Notes

The Cerebral Lobes

Sections

The Cerebral Lobes (Cerebrum)

Cerebral Lobes

The Sylvian fissure (aka the lateral sulcus)

  • Distinguishes the cerebral lobes.

The central sulcus

  • Distinguishes the frontal and parietal lobes.

The parieto-occipital sulcus

  • Distinguishes the parietal and occipital lobes.

The precentral gyrus (the primary motor cortex)

  • Lies anterior to the central sulcus.

The postcentral gyrus (the primary sensory cortex)

  • Lies behind the central sulcus.

2 reliable indicators:

-The characteristic omega-shaped knob of the precentral gyrus
-The precentral gyrus is thicker than the postcentral gyrus

Optic pathway.

Select Functional Regions

Language

  • Broca's area is the language output area.
    • It lies in the inferior frontal gyrus.
    • Broca's aphasia is a non-fluent language disorder, meaning language output is severely impaired but comprehension is mostly preserved (it is hesitant and effortful). Broca's aphasia localizes to Broca's area but also to many other (mostly motor) brain regions.
  • Wernicke's area is the language reception area.
    • It lies within the superior temporal gyrus (posteriorly)
    • Wernicke's aphasia is a fluent aphasia, meaning that there's preserved speech output but poor comprehension (it is melodious but meaningless). Wernicke's aphasia localizes to Wernicke's area and neighboring temporo-parietal regions plus the insula.

Vision

  • The occipital lobe comprises cortical visual processing; it's so dedicated to vision that clinicians can easily miss large posterior cerebral strokes, they fail to check the patient's visual fields.

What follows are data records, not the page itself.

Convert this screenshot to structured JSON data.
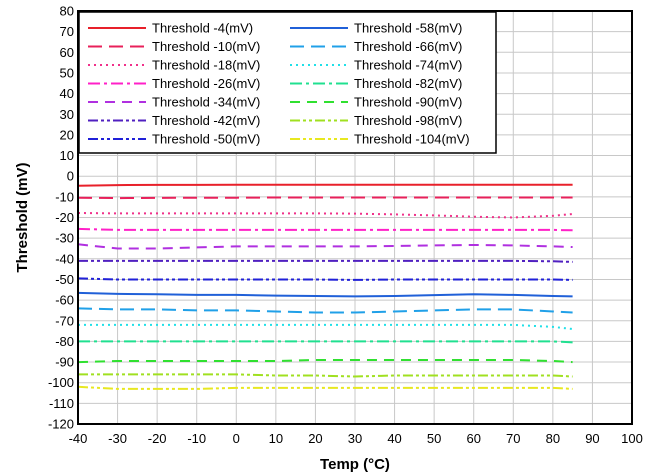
{
  "chart_data": {
    "type": "line",
    "xlabel": "Temp (°C)",
    "ylabel": "Threshold (mV)",
    "xlim": [
      -40,
      100
    ],
    "ylim": [
      -120,
      80
    ],
    "x_ticks": [
      -40,
      -30,
      -20,
      -10,
      0,
      10,
      20,
      30,
      40,
      50,
      60,
      70,
      80,
      90,
      100
    ],
    "y_ticks": [
      80,
      70,
      60,
      50,
      40,
      30,
      20,
      10,
      0,
      -10,
      -20,
      -30,
      -40,
      -50,
      -60,
      -70,
      -80,
      -90,
      -100,
      -110,
      -120
    ],
    "grid": true,
    "legend_position": "top-left",
    "x": [
      -40,
      -30,
      -20,
      -10,
      0,
      10,
      20,
      30,
      40,
      50,
      60,
      70,
      80,
      85
    ],
    "series": [
      {
        "name": "Threshold -4(mV)",
        "color": "#e8202a",
        "dash": "solid",
        "values": [
          -4.6,
          -4.3,
          -4.2,
          -4.2,
          -4.1,
          -4.1,
          -4.1,
          -4.1,
          -4.1,
          -4.1,
          -4.1,
          -4.1,
          -4.1,
          -4.1
        ]
      },
      {
        "name": "Threshold -10(mV)",
        "color": "#e8205a",
        "dash": "longdash",
        "values": [
          -10.4,
          -10.6,
          -10.5,
          -10.4,
          -10.4,
          -10.3,
          -10.3,
          -10.3,
          -10.3,
          -10.3,
          -10.3,
          -10.3,
          -10.3,
          -10.3
        ]
      },
      {
        "name": "Threshold -18(mV)",
        "color": "#f0308a",
        "dash": "dot",
        "values": [
          -17.8,
          -18.0,
          -18.0,
          -18.0,
          -18.0,
          -18.0,
          -18.0,
          -18.1,
          -18.5,
          -19.0,
          -19.6,
          -20.0,
          -19.2,
          -18.3
        ]
      },
      {
        "name": "Threshold -26(mV)",
        "color": "#ff20c8",
        "dash": "dashdot",
        "values": [
          -25.5,
          -26.0,
          -26.0,
          -26.0,
          -26.0,
          -26.0,
          -26.0,
          -26.0,
          -26.0,
          -26.0,
          -26.0,
          -26.0,
          -26.0,
          -26.2
        ]
      },
      {
        "name": "Threshold -34(mV)",
        "color": "#b030e0",
        "dash": "dash",
        "values": [
          -33.0,
          -35.0,
          -35.0,
          -34.5,
          -34.0,
          -34.0,
          -34.0,
          -34.0,
          -33.8,
          -33.5,
          -33.3,
          -33.5,
          -34.0,
          -34.3
        ]
      },
      {
        "name": "Threshold -42(mV)",
        "color": "#5020c0",
        "dash": "dashdotdot",
        "values": [
          -41.0,
          -41.0,
          -41.0,
          -41.0,
          -41.0,
          -41.0,
          -41.0,
          -41.0,
          -41.0,
          -41.0,
          -41.0,
          -41.0,
          -41.2,
          -41.5
        ]
      },
      {
        "name": "Threshold -50(mV)",
        "color": "#2020d8",
        "dash": "dashdotdot",
        "values": [
          -49.5,
          -50.0,
          -50.0,
          -50.0,
          -50.0,
          -50.0,
          -50.0,
          -50.2,
          -50.0,
          -50.0,
          -50.0,
          -50.0,
          -50.0,
          -50.2
        ]
      },
      {
        "name": "Threshold -58(mV)",
        "color": "#2060d8",
        "dash": "solid",
        "values": [
          -56.5,
          -57.0,
          -57.2,
          -57.5,
          -57.5,
          -57.8,
          -58.0,
          -58.2,
          -58.0,
          -57.6,
          -57.2,
          -57.5,
          -58.0,
          -58.2
        ]
      },
      {
        "name": "Threshold -66(mV)",
        "color": "#20a0e8",
        "dash": "longdash",
        "values": [
          -64.0,
          -64.5,
          -64.5,
          -65.0,
          -65.0,
          -65.5,
          -66.0,
          -66.0,
          -65.5,
          -65.0,
          -64.5,
          -64.5,
          -65.5,
          -66.0
        ]
      },
      {
        "name": "Threshold -74(mV)",
        "color": "#20e0e8",
        "dash": "dot",
        "values": [
          -72.0,
          -72.0,
          -72.0,
          -72.0,
          -72.0,
          -72.0,
          -72.0,
          -72.0,
          -72.0,
          -72.0,
          -72.0,
          -72.0,
          -73.0,
          -74.0
        ]
      },
      {
        "name": "Threshold -82(mV)",
        "color": "#20e090",
        "dash": "dashdot",
        "values": [
          -80.0,
          -80.0,
          -80.0,
          -80.0,
          -80.0,
          -80.0,
          -80.0,
          -80.0,
          -80.0,
          -80.0,
          -80.0,
          -80.0,
          -80.0,
          -80.5
        ]
      },
      {
        "name": "Threshold -90(mV)",
        "color": "#30e030",
        "dash": "dash",
        "values": [
          -90.0,
          -89.5,
          -89.5,
          -89.5,
          -89.5,
          -89.5,
          -89.0,
          -89.0,
          -89.0,
          -89.0,
          -89.0,
          -89.0,
          -89.5,
          -90.0
        ]
      },
      {
        "name": "Threshold -98(mV)",
        "color": "#a0e020",
        "dash": "dashdotdot",
        "values": [
          -96.0,
          -96.0,
          -96.0,
          -96.0,
          -96.0,
          -96.5,
          -96.5,
          -97.0,
          -96.5,
          -96.5,
          -96.5,
          -96.5,
          -96.5,
          -97.0
        ]
      },
      {
        "name": "Threshold -104(mV)",
        "color": "#e8e820",
        "dash": "dashdotdot",
        "values": [
          -102.0,
          -103.0,
          -103.0,
          -103.0,
          -102.5,
          -102.5,
          -102.5,
          -102.5,
          -102.5,
          -102.5,
          -102.5,
          -102.5,
          -102.5,
          -103.0
        ]
      }
    ]
  }
}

We subdivide visual processing into:

  • The dorsal stream ("where") visual pathway, which lies along the superior occipital lobe and parietal lobe, and provides visuo-spatial localization processing.
  • The ventral stream ("what") visual pathway, which lies along the inferior occipital lobe and temporal lobe, and provides object recognition processing.